Dans quel but avez-vous créé votre plateforme foncière ?

L’accompagnement à la cession de foncier à bâtir ou à reconvertir est l’une des activités historiques du groupe Daxter. La Plateforme Foncière s’inscrit comme une évolution logique de cette activité et s’appuie sur toutes les compétences du Groupe. Il s’agit d’un site internet "facilitateur" qui, à travers une approche digitale, vise à valoriser le foncier et à favoriser l’aboutissement des projets tout en s’inscrivant dans les orientations urbaines et environnementales locales. La Plateforme Foncière se positionne comme un tiers de confiance indépendant.
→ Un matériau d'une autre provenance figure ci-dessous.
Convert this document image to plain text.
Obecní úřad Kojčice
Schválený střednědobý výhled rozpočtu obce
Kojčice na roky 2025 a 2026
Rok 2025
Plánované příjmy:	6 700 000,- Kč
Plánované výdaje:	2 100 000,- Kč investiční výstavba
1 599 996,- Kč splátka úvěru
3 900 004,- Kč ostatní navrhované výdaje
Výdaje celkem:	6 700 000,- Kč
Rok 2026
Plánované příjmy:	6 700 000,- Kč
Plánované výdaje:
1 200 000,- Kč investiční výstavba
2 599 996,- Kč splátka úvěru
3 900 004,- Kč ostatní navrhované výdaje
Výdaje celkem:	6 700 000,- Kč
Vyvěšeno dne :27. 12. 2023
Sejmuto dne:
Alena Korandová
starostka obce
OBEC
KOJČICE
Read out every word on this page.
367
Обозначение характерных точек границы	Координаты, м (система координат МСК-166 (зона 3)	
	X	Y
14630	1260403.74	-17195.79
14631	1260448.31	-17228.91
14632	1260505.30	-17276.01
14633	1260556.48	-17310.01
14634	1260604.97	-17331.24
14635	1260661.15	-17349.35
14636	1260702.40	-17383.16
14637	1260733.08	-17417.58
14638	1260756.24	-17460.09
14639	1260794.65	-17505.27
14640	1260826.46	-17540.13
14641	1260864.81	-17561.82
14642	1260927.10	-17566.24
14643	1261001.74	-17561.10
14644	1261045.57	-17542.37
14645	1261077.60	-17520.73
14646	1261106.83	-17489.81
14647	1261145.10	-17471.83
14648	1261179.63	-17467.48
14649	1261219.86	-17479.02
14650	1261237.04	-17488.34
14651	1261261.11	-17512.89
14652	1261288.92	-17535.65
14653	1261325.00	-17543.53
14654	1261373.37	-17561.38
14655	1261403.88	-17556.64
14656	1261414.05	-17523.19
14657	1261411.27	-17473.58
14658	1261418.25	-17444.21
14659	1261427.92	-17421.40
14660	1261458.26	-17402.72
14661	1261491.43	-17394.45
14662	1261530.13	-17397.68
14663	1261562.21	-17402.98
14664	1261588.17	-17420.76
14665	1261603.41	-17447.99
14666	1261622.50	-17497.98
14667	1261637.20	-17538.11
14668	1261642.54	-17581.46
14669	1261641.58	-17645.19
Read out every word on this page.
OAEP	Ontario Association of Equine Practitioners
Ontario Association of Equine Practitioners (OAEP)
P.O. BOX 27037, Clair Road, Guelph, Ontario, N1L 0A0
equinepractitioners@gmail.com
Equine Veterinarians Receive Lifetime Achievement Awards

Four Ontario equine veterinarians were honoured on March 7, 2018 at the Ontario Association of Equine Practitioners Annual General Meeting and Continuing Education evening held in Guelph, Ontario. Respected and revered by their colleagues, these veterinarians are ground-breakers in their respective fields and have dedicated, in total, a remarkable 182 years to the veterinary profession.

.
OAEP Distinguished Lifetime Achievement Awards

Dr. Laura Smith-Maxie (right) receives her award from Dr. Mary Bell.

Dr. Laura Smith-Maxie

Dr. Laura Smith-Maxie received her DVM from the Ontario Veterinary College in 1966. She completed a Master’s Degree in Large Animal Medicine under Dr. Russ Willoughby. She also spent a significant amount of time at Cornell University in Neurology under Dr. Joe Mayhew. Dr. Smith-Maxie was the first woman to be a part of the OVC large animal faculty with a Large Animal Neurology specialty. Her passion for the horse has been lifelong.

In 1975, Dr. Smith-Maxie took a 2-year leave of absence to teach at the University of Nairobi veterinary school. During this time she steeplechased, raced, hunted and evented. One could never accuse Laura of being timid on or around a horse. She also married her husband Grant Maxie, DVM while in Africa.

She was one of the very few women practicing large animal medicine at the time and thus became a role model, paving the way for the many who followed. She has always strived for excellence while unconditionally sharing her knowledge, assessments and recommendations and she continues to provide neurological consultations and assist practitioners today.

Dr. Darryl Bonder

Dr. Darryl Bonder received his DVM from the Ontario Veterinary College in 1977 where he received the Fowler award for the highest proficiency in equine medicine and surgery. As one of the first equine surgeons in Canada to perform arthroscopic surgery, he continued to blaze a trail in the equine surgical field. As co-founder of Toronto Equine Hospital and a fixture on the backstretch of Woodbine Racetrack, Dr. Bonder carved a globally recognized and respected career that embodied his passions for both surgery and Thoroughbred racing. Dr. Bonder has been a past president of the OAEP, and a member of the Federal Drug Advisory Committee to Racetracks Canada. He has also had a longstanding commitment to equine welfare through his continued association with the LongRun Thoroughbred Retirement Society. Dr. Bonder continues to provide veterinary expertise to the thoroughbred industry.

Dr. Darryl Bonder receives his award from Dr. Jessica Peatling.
Elle permet de fluidifier et de sécuriser le processus de cession grâce à une plus grande interaction entre les parties prenantes (propriétaires, collectivités locales, promoteurs, investisseurs…) mais aussi avec les conseils patrimoniaux (avocats, notaires, experts-comptables, gestionnaires de patrimoine, administrateurs de biens, family office, …). Tous ces acteurs disposent d’espaces personnalisés sur la Plateforme Foncière, leur permettant de connaître les consultations en cours, d’y participer, d’interagir, et de suivre l’évolution des projets. La Plateforme Foncière accueille aussi bien des consultations restreintes que des opérations accessibles à tous. Elle accueille également des projets en cours, avec des acteurs d’ores et déjà identifiés voire liés entre eux par une promesse de vente. L’objectif de la Plateforme Foncière est de devenir l’outil incontournable de la cession de foncier et de renforcer l’accompagnement que nous avons à cœur d’apporter à nos clients tout en participant à la cohérence du développement territorial et en prenant en compte l’urgence climatique.

Le marché s’adapte d’abord en volumes, puis en prix

Daxter dispose désormais d'un pôle AMO. Comment se conjugue-t-il avec votre expertise historique ?

Les besoins de nos clients en matière d’Assistance à Maîtrise d’Ouvrage deviennent de plus en plus importants, notamment en matière de projets de restructuration et de repositionnement de friches industrielles. Nous avons ainsi accueilli Jacques Léon, grand professionnel reconnu, en qualité de senior advisor, et développons à présent cette expertise pour les clients du Groupe. L’AMO renforce également les compétences que nous apportons dans le cadre de la Plateforme Foncière, mais aussi pour les autres services, à savoir le property management, l’asset management et l’expertise immobilière.